Batt Shuts Lab Panned By Experts

Associated Press

Gov. Phil Batt on Monday halted operations at the Agriculture Department’s Quality Assurance Laboratory after experts from Idaho, Oregon and Montana raised questions about its operations.

Gregory Moller of the University of Idaho said the problems are so serious that much of the information produced by the Twin Falls laboratory “would probably not withstand a serious challenge.

“This may present problems for regulatory enforcement and the protection of the public health,” Moller wrote in his review.

Batt said he took the action on the recommendation of the Agriculture Department so it could further investigate the reviews by Moller at Idaho and experts from the agriculture departments in Oregon and Montana.
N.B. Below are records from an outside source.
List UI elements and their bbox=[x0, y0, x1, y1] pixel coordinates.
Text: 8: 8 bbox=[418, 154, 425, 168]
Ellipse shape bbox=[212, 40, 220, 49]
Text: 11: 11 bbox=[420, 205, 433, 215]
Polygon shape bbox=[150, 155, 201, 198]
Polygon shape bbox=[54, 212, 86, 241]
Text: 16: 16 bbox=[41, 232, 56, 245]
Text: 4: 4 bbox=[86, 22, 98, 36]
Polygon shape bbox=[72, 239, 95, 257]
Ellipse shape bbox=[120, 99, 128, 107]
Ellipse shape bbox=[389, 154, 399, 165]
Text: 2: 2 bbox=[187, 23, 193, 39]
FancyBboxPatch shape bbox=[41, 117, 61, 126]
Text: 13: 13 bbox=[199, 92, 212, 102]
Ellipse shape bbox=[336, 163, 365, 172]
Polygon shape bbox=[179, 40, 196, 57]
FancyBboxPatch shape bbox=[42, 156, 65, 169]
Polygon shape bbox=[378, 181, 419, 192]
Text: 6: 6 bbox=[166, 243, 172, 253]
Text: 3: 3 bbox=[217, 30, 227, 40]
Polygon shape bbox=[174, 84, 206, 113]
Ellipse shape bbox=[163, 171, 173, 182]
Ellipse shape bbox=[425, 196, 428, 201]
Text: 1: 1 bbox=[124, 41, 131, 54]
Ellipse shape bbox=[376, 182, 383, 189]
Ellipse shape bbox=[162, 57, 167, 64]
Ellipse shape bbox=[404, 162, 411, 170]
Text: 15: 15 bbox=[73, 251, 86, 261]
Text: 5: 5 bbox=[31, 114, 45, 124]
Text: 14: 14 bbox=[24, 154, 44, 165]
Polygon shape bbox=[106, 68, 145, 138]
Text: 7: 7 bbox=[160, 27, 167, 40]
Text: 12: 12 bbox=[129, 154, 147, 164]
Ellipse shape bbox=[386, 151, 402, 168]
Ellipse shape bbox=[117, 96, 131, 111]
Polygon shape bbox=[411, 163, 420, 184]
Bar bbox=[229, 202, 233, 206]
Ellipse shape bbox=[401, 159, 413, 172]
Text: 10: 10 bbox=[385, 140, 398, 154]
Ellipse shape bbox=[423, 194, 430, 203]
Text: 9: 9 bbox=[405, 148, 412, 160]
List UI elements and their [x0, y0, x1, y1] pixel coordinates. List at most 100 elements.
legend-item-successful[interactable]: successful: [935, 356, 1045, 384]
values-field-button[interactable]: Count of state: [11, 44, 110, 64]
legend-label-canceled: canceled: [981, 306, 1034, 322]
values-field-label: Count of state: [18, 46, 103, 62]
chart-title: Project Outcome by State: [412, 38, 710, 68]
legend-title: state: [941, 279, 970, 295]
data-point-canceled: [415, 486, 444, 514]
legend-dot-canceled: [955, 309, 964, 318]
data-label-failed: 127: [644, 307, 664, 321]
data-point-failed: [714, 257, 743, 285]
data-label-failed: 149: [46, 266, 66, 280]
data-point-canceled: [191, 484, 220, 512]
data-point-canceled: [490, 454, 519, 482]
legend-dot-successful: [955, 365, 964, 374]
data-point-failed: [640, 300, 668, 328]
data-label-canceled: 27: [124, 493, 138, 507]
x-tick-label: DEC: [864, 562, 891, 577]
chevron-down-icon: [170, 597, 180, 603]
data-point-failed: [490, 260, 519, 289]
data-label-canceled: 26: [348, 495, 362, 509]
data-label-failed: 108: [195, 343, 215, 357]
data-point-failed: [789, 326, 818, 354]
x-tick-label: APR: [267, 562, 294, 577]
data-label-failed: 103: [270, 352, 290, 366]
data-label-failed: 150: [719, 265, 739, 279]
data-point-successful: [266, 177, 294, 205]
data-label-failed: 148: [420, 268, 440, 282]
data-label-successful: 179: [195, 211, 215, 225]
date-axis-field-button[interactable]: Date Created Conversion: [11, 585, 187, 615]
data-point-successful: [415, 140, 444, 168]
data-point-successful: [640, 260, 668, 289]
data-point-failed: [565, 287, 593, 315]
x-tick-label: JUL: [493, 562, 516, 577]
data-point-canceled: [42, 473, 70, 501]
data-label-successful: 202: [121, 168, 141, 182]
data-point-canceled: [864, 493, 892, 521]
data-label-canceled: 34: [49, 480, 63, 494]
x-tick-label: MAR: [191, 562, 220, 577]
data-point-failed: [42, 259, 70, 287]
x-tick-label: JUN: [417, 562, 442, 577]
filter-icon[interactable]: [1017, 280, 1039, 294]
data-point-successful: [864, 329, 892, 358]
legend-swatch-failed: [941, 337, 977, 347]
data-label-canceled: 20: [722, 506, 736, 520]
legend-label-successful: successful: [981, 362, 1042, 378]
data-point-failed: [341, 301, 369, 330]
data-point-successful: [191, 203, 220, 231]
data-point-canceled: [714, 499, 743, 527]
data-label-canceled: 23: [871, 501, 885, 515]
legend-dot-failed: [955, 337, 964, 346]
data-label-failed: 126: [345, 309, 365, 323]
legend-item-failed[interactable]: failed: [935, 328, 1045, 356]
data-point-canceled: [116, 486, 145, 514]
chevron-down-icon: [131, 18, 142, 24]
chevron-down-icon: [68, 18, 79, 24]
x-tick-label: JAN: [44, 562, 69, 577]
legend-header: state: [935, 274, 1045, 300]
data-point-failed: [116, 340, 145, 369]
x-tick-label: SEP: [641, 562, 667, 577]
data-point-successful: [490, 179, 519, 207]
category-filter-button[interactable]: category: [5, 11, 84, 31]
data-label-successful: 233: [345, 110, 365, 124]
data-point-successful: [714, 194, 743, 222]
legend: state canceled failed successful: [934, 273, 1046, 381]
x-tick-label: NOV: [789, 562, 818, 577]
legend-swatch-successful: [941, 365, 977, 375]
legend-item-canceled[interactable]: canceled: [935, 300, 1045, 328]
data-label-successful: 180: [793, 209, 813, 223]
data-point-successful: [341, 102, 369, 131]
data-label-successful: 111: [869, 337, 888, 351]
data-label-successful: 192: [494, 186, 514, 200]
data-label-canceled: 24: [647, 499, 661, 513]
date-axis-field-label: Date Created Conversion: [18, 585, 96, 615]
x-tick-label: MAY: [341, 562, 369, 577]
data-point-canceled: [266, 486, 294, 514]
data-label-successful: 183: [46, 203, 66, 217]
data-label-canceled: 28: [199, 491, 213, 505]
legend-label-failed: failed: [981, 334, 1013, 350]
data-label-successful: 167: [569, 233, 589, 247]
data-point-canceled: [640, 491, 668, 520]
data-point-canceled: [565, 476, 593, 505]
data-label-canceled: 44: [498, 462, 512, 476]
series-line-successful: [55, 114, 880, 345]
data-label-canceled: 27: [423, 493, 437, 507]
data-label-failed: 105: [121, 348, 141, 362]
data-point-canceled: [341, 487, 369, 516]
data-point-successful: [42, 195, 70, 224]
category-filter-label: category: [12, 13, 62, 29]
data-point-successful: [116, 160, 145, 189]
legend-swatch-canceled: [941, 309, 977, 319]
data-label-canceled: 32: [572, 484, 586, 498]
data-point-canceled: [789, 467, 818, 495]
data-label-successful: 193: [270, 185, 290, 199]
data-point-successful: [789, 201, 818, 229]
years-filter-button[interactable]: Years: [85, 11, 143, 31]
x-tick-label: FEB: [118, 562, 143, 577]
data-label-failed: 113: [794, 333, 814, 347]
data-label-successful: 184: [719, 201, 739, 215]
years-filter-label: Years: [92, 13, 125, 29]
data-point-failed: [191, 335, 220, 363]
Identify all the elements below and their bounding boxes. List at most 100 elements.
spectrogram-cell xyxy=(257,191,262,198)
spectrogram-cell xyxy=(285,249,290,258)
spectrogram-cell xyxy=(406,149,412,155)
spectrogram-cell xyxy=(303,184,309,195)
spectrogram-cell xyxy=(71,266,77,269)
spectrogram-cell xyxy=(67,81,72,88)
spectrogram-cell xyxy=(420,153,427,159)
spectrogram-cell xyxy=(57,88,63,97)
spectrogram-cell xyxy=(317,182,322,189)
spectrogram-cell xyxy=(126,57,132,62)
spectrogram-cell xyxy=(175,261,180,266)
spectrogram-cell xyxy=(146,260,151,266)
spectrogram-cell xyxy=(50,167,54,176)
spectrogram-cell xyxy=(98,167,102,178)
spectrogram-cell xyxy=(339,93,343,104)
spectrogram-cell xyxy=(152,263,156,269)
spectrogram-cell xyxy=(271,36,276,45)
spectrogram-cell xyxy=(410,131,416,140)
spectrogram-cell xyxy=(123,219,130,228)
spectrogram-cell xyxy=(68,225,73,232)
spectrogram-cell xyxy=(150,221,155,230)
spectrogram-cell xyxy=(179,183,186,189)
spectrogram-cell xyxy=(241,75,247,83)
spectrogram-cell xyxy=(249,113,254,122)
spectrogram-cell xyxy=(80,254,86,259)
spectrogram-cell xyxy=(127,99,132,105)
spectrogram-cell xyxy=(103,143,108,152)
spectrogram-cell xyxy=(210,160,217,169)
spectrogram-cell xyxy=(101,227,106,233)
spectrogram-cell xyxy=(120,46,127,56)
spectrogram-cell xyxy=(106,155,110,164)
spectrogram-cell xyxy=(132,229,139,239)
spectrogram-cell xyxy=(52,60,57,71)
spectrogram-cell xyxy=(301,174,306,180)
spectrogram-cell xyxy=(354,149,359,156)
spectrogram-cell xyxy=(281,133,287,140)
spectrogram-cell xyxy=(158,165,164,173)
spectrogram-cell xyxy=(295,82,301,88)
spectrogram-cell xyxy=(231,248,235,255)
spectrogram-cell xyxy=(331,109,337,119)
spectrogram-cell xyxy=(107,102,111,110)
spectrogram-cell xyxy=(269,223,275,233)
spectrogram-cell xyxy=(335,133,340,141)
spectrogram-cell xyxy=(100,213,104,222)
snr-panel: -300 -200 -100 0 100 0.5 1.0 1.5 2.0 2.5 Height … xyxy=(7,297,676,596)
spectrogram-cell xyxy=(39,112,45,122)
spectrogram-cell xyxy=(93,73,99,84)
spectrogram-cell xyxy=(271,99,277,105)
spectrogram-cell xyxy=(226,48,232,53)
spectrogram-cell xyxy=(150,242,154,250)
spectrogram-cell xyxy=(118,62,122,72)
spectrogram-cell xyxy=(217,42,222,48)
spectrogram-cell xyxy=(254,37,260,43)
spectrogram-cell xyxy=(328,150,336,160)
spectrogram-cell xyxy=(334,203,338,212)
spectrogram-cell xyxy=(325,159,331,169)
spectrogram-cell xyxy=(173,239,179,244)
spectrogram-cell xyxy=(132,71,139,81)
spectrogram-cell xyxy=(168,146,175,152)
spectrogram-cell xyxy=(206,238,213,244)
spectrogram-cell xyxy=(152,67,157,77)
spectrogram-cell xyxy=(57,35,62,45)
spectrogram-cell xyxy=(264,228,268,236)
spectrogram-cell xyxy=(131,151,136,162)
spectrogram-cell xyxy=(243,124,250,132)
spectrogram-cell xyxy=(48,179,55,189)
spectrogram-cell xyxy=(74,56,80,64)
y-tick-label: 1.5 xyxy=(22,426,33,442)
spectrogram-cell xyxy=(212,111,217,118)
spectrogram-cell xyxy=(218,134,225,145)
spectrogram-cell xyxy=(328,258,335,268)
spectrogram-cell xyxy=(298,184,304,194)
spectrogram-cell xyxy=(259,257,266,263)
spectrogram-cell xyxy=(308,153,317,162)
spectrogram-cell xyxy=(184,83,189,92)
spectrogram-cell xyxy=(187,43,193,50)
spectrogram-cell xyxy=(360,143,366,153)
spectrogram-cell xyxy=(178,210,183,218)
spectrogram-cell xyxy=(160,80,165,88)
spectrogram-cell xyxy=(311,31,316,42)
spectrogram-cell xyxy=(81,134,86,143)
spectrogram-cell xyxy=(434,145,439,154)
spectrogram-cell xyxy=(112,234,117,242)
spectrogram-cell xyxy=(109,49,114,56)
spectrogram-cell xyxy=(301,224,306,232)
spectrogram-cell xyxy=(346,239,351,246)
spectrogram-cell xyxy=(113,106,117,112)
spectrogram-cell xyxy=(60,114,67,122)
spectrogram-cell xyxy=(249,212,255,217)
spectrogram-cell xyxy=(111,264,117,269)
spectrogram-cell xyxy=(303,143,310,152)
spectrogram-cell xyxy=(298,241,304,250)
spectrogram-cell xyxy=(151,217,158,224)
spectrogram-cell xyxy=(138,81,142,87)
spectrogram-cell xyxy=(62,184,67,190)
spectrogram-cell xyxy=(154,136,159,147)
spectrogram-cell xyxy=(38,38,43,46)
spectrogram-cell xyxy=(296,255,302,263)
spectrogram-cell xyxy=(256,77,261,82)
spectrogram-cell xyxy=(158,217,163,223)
“We anticipate this review prior to the end of the year,” Batt said in a terse statement.

But the criticism, most pointedly from Moller, was only the latest involving the laboratory that was built with $2 million in taxpayer money on the promise from the farm industry that they would support it fully through fees paid to have commodities tested.

Since it was completed in 1993, however, the facility’s supporters, particularly otherwise frugal Republicans from the Magic Valley, have cajoled colleagues into pumping hundreds of thousands of dollars in taxpayer subsidies to keep the laboratory running.

All three experts who reviewed the operation agreed that it appeared to be under-used and they cited instances where practices at the laboratory were either convoluted or failed to follow generally accepted procedures.

But Moller was the harshest in his criticism. Interviews with former and current chemists and other employees at the facility found complaints of faulty report information and hazardous waste dumping.

Moller said his review found that the laboratory’s reports to customers who submitted commodities for pesticide analysis included evaluations for all listed substances even though there was no evidence to support those evaluations for between 30 percent and 52 percent of the substances cited.